Les Indignés, aux figures nationales et locales diversifiées, apparaissent socialement hétérogènes. Certaines couches sociales semblent cependant y jouer un rôle particulier : jeunes, diplômés (ou longuement scolarisés), au chômage, dans des statuts précaires et/ou connaissant une dévaluation de leurs diplômes.
Peut-on parler de « classe moyenne » ? Pierre Bourdieu a souvent rappelé que « les luttes de classement » participaient à la lutte des classes, et que la façon de découper les classes « sur le papier » ajoutait des effets symboliques aux hiérarchies objectives de ressources.
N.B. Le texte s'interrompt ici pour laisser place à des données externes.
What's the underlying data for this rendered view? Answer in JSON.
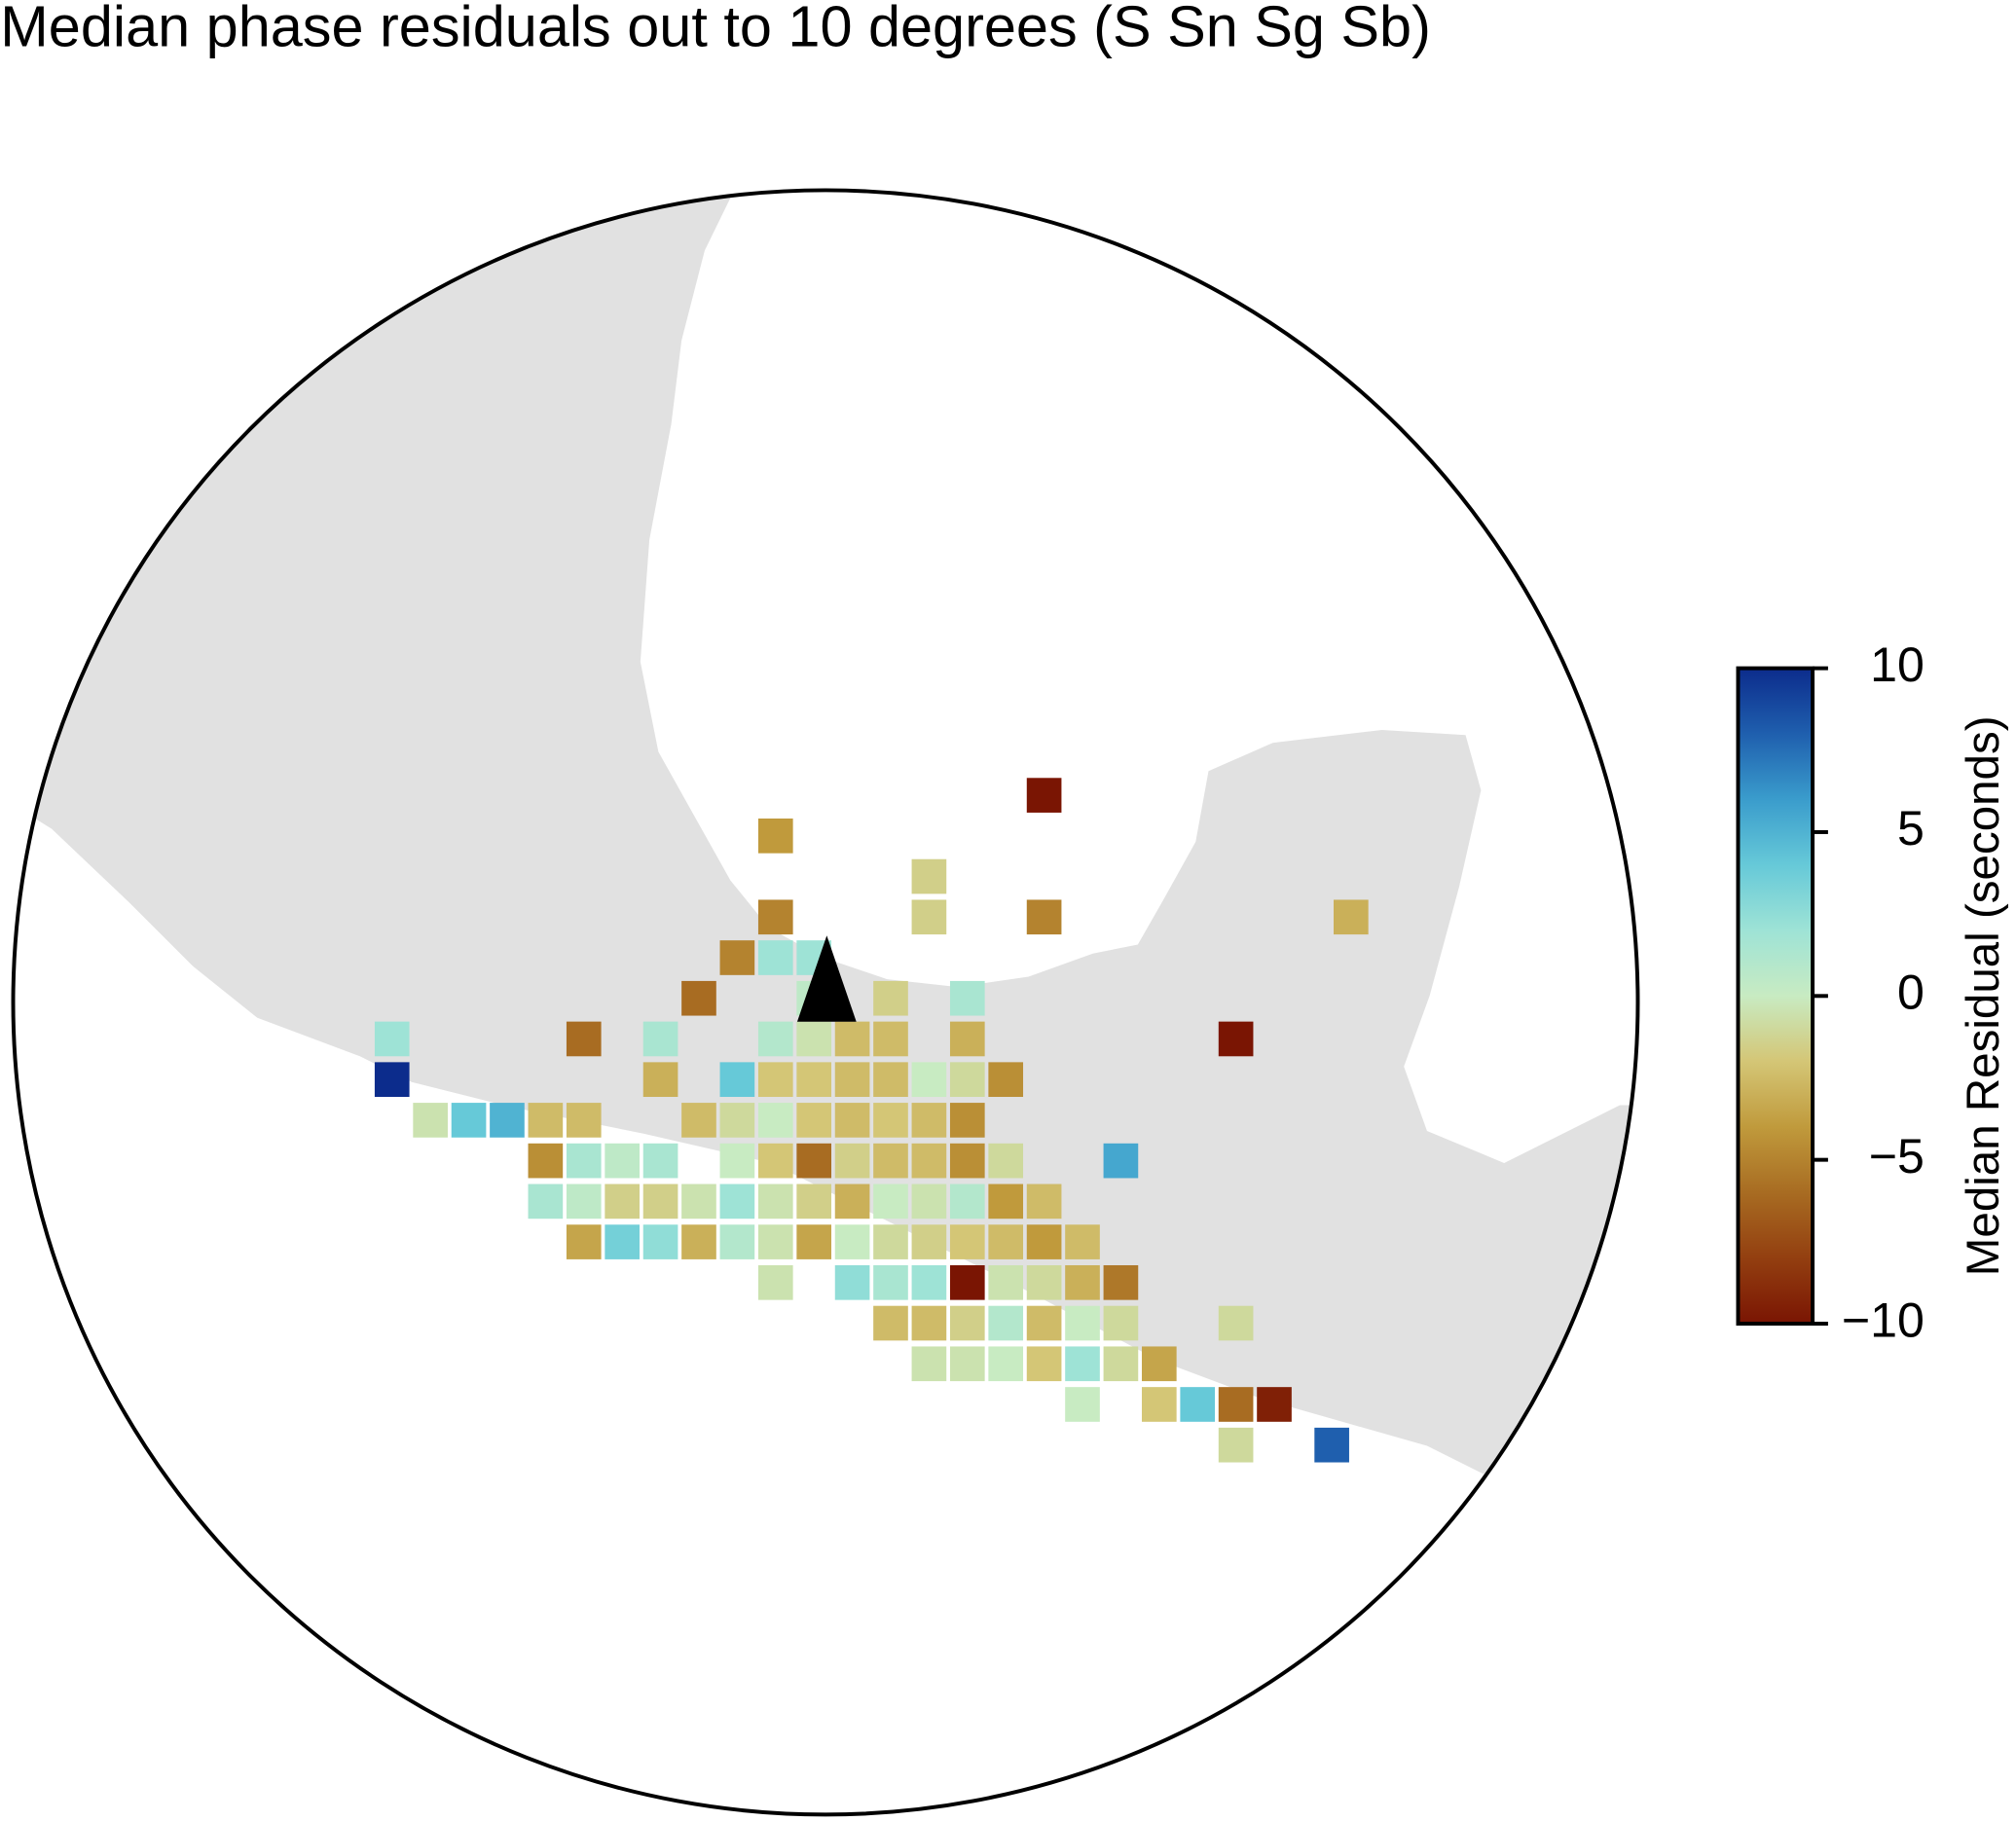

De ce point de vue, les mobilisations des Indignés, rendent-elles caduque la contradiction capital-travail ? Non, elles pointent plutôt certains de ses visages renouvelés, caractérisés tant par le niveau de capital scolaire que par la précarisation.
Elles élargissent aussi la critique du capitalisme à d’autres grandes contradictions que celle opposant le travail au capital : contradiction capital-démocratie (mise en cause des régimes représentatifs professionnalisés modernes), contradiction capital-nature (jonction avec des questions écologiques) et contradiction capital-individualité (double expression des blessures et des aspirations émancipatrices des individualités contemporaines). Mais ces couches de la classe salariée (celle qui n’a que sa force de travail pour vivre) sauront-elles trouver des convergences, comme en Tunisie et en Egypte, avec ses couches populaires, plus à l’écart pour l’instant ? C’est un des enjeux du moment.